The night before Sukkot, booths were put up outside many Jerusalem restaurants. At Kadosh, it was put up above the customers’ heads as they enjoyed their food.
I was told growing up that rain on Sukkot is not a good sign, that it means God does not want your mitzva of sitting in a sukkah. But, it’s rained now and meaning is determined by our perspective.
My perspective at the moment is clouded by food menus. On the holiest day of the year, Yom Kippur, my nose deep in a prayer book, my mind wizzes through different recipes and food combinations. That’s what happens when family from all over the world ascends to Jerusalem for the Festival of Booths, and yes, when one is fasting.
The youngsters of Jerusalem sell the four species on the streets.
The festival period means that my kitchen footage is far higher than my iPhone usage. I’m in the kitchen so much that it’s either a punishment, or if I choose, a space that’s as meditative as a prayer book.
So thoughts swim in between chopping parsley and onion such as the one I had as I peeled kilos of apples for my Rosh Hashana jam, that life is like a recipe, and we are born with certain ingredients, and I’m learning that the biggest factor is how we use them in creating the unknown.
On Friday I was privileged to be joined in my food marathon by my cousin from LA. We made Morrocan fish balls, mustard honey salmon, and spinach quiche in a kitchen cluttered with pots. As we rolled out the quiche dough, my cousin opened the second dough package, but we didn’t have enough spinach ingredients for my original two pie intentions. She said, “Make a fruit pie.” I didn’t think I had enough time. Until later, a bit before Shabbat candle lighting my other cousin (also visiting from LA) arrived with a bag of peaches, and she said, “Could you use these?” And so a peach pie was whipped up. There was no time for a recipe. I threw in a bowl: cream, eggs and honey. We rolled the dough into the pie dish and my cousin layered the fresh peach slices. Pouring the cream mixture on top I popped it in the hot oven, and the pie was done. Or so I thought.
Meah Shearim is a rocking Haredi/Hassidic Sukkot party all night long.

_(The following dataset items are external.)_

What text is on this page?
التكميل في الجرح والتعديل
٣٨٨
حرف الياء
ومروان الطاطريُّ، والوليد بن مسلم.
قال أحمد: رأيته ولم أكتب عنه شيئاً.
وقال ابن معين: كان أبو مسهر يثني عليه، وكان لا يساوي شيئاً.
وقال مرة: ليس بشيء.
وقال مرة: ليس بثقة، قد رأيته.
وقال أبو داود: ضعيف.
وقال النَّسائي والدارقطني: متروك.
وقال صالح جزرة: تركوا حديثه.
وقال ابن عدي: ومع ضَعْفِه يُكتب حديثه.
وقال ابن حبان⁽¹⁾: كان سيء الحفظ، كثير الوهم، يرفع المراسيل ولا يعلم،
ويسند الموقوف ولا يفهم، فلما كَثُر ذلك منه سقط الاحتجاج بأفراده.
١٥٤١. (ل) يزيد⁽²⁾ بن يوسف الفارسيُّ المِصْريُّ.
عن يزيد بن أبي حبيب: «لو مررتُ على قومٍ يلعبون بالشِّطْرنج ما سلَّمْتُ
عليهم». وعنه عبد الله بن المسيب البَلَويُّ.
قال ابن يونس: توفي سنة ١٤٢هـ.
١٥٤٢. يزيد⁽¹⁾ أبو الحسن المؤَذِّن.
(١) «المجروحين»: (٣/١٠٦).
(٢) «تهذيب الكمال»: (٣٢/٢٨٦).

Half an hour later the pie had not set. I hadn’t put enough eggs. My mother in law suggested adding ground almonds to absorb the liquid. So five minutes before Shabbat I was grinding almonds and spooning it on top of my wobbly, peach pie with a generous, drizzle of honey. I then turned the temperature off and shut the oven door, praying the pie would set.
It did, and I learned an important lesson, that it takes good ingredients to make a pie, but it also takes input from many others. So my recipe for life is taking the good ingredients in who we are, and leaping into the unknown to create
wonderful experiences, and yes delicious pies, whilst surrounding ourselves with those who love and can advise us.
This is where I should post a picture of the pie, but the next day my family all came for lunch and there was none left.
May we all have a year of happy cooking and wonderful recipes which take us into the unknown.